Figure 2.

Increased levels of 5MC (a) and 5HMC (b) on Bdnf-iv, -vi, -ix promoter regions in the frontal cortex of PRS mice are reduced by treatment with clozapine (CLZ) but not haloperidol (HAL). Seventy-five-day-old PRS (prenatally stressed) or NS (nonstressed) male mice were treated subcutaneously twice a day for 5 days with vehicle (VEH), 5 mg kg⁻¹ clozapine or 1 mg kg⁻¹ haloperidol. The enrichment of 5MC and 5HMC was measured on the sixth day, 20 h after the last treatment and 2 h after the last behavioral test.
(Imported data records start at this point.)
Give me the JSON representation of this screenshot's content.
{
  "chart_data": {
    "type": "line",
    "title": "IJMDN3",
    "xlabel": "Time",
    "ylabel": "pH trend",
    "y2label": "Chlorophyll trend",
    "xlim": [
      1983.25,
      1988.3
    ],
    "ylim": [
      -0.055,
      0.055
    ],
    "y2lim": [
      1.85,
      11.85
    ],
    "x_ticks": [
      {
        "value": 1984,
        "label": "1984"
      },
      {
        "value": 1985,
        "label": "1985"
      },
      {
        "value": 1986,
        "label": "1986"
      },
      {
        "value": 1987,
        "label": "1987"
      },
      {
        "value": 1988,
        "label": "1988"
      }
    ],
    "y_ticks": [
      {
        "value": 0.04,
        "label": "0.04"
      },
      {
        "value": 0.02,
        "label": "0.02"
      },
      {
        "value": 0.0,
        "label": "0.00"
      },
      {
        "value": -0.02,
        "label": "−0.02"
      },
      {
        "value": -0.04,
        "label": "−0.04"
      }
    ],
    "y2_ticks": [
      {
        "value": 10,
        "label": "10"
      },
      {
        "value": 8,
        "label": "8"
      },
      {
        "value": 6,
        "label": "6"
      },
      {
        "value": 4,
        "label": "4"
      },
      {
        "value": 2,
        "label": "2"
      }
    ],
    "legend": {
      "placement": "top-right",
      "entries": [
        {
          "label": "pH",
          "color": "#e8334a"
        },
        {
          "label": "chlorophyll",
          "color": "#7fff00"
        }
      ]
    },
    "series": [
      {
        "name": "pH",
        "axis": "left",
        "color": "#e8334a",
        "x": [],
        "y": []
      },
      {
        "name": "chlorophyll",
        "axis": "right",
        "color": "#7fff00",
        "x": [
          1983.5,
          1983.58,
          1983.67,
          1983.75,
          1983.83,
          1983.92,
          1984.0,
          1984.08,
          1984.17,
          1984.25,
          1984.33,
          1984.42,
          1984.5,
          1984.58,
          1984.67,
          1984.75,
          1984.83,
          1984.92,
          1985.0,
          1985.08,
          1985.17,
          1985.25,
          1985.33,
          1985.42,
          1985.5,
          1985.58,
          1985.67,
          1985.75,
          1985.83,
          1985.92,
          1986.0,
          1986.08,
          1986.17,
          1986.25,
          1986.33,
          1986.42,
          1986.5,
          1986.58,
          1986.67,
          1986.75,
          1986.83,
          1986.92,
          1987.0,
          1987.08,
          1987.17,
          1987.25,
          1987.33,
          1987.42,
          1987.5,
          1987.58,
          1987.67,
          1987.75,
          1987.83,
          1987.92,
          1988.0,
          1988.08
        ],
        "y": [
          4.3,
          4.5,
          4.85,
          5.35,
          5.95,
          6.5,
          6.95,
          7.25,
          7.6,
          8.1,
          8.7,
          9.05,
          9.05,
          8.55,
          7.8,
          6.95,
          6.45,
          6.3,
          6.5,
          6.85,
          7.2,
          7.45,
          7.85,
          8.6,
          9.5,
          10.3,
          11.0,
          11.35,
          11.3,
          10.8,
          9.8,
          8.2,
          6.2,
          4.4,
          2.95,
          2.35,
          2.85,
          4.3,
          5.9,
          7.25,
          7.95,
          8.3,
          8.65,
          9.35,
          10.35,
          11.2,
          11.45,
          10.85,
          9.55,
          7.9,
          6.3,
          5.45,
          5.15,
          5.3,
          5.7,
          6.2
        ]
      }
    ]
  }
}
The data are expressed as mean±s.e.m. and analyzed statistically with one-way ANOVA followed by Student–Newman–Keuls multiple comparisons. ANOVA for 5MC: Bdnf-iv (F_5,30=8.9, P<0.001), Bdnf-vi (F_5,30=9.51, P<0.001), Bdnf-ix (F_5,30=7.13, P<0.001). ANOVA for 5HMC: Bdnf-iv (F_5,30=2.8, P<0.02), Bdnf-vi (F_5,30=13.9, P<0.001), Bdnf-ix (F_5,30=8.7, P<0.001). *P<0.05 when vehicle-treated PRS samples are compared with PRS clozapine-treated samples or with treated or untreated NS samples. Student–Newman–Keuls multiple comparisons. ^#P<0.05 when haloperidol-treated PRS samples are compared with PRS clozapine-treated samples or with treated and untreated NS samples. Student–Newman–Keuls multiple comparisons. ANOVA, analysis of variance; BDNF, brain-derived neurotrophic factor; 5HMC, 5-hydroxymethylcytosine; 5MC, 5-methylcytosine.